Jo let that hang in the air. She knew he was upset by the actions of the last few minutes. They all were.
There was no denying that Jones still had a deep connection with the soldiers he had been forced to leave behind. His reaction was making her doubt if Jones could really be trusted when the chips were down. If it came down to the soldiers he had served with and her people, which way would Jones go? It seemed like he had passed a point of no return during their rebellion, but who knew? He was a formidable ally, but Jo didn’t want to be on his enemies list.

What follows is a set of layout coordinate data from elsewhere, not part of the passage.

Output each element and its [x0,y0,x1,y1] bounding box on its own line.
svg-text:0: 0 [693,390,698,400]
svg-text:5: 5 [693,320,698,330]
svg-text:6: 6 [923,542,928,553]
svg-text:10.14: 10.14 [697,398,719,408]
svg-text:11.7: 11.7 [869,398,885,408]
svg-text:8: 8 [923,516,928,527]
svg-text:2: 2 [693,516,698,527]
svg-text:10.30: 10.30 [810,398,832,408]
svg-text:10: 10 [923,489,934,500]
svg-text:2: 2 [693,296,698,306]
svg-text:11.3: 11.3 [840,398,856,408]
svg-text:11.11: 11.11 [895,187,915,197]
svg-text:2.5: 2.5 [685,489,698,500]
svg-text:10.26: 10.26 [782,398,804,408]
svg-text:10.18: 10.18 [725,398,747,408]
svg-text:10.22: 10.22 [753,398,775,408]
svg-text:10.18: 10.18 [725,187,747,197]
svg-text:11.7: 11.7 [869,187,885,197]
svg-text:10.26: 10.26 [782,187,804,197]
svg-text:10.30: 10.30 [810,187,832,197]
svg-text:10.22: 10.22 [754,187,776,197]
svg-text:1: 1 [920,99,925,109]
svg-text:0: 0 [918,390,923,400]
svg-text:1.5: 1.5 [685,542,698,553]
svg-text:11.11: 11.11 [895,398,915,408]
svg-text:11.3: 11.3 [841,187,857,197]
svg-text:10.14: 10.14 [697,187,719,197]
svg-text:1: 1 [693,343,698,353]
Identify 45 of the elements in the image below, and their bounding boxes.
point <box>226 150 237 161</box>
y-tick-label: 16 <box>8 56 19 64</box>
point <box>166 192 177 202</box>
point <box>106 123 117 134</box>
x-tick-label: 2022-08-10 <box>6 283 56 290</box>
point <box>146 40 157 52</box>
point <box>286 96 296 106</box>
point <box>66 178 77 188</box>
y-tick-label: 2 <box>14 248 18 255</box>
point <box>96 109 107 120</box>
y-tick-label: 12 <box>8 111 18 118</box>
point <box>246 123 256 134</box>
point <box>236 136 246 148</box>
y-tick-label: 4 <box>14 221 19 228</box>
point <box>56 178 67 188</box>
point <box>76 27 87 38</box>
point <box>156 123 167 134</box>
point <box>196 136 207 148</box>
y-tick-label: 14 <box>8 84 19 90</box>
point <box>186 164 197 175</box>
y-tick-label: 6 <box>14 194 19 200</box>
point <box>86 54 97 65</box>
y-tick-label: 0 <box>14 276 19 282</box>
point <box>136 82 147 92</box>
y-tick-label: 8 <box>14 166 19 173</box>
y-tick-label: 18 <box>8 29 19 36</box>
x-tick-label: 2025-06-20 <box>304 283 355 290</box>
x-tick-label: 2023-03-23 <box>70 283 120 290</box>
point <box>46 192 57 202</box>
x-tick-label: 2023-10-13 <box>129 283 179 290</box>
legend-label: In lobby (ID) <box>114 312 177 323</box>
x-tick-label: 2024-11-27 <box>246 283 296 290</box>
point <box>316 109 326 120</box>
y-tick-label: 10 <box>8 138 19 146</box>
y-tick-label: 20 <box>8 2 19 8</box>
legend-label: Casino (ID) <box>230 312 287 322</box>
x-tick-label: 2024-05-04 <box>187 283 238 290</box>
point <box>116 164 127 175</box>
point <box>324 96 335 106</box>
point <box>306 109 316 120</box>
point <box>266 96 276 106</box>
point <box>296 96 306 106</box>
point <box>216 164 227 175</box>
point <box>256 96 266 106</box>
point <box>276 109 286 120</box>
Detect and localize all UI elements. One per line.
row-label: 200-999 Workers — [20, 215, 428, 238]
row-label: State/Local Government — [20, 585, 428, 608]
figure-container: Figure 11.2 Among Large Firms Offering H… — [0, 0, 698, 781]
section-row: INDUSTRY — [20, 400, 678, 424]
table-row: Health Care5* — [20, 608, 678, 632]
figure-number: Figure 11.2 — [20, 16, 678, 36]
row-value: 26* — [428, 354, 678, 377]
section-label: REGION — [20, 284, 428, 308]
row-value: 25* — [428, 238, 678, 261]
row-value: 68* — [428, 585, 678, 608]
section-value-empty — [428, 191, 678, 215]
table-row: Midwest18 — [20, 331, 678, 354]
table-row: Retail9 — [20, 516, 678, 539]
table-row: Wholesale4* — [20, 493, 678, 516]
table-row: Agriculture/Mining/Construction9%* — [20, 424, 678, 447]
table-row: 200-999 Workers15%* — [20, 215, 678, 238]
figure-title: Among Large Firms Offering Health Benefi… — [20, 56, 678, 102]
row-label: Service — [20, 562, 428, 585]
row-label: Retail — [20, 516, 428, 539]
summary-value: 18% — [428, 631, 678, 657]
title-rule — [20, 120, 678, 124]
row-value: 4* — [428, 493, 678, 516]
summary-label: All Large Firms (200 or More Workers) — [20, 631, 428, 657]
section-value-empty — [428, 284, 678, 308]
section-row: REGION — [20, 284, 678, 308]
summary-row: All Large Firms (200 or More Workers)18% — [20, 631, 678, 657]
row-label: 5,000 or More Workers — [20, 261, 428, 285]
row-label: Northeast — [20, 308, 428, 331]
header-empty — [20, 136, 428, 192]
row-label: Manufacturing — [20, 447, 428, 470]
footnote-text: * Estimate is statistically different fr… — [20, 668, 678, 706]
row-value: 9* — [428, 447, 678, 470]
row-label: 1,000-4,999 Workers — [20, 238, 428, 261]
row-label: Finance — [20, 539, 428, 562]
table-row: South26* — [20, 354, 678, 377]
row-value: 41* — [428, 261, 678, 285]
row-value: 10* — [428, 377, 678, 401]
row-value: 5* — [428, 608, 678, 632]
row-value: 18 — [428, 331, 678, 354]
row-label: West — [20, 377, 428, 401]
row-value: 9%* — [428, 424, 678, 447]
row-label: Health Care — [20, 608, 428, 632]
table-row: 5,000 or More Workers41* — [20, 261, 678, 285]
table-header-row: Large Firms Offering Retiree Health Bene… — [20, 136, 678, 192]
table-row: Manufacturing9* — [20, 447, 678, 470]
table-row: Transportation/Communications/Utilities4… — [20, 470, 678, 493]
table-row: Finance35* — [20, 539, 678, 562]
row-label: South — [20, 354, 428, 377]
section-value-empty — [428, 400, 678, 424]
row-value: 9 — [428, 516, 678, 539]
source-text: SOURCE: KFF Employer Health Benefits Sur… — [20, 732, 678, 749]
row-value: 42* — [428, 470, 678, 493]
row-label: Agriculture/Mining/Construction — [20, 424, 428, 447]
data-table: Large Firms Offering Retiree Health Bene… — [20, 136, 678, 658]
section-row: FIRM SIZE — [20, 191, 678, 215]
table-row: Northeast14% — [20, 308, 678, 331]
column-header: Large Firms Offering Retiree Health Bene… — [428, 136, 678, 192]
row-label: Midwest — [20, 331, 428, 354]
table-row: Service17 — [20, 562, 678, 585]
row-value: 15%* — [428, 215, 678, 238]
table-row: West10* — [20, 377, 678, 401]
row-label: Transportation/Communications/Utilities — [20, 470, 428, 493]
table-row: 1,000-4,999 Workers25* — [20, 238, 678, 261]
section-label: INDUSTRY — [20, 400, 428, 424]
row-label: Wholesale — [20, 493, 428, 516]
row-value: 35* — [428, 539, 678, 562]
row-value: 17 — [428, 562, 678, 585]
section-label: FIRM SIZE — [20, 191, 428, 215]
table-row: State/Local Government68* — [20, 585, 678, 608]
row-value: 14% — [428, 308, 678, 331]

There had to be a way to calm him down. Jo stood in a state of indecision, waiting for some inspiration.
Del continued looking through the contents of the jeep, but he did it with a silent focus now, not looking up to catch any more of Jones’ anger. He didn’t find any more hand grenades but found more ammunition, which was always a good thing.
Reaching down for some courage, Jo took two steps toward Sergeant Jones. His back was to her, and she tentatively put out a hand. It only went so far and hung in the air like an unspoken word. She chided herself for being so cautious and went forward with her movement.
The hand landed gently on his back, and his body went stiff.
She said as quietly as she could, “We’re...I’m sorry about your men. I really am. Please know that we are on your side. Also, know that we know what it took for you to side with us.”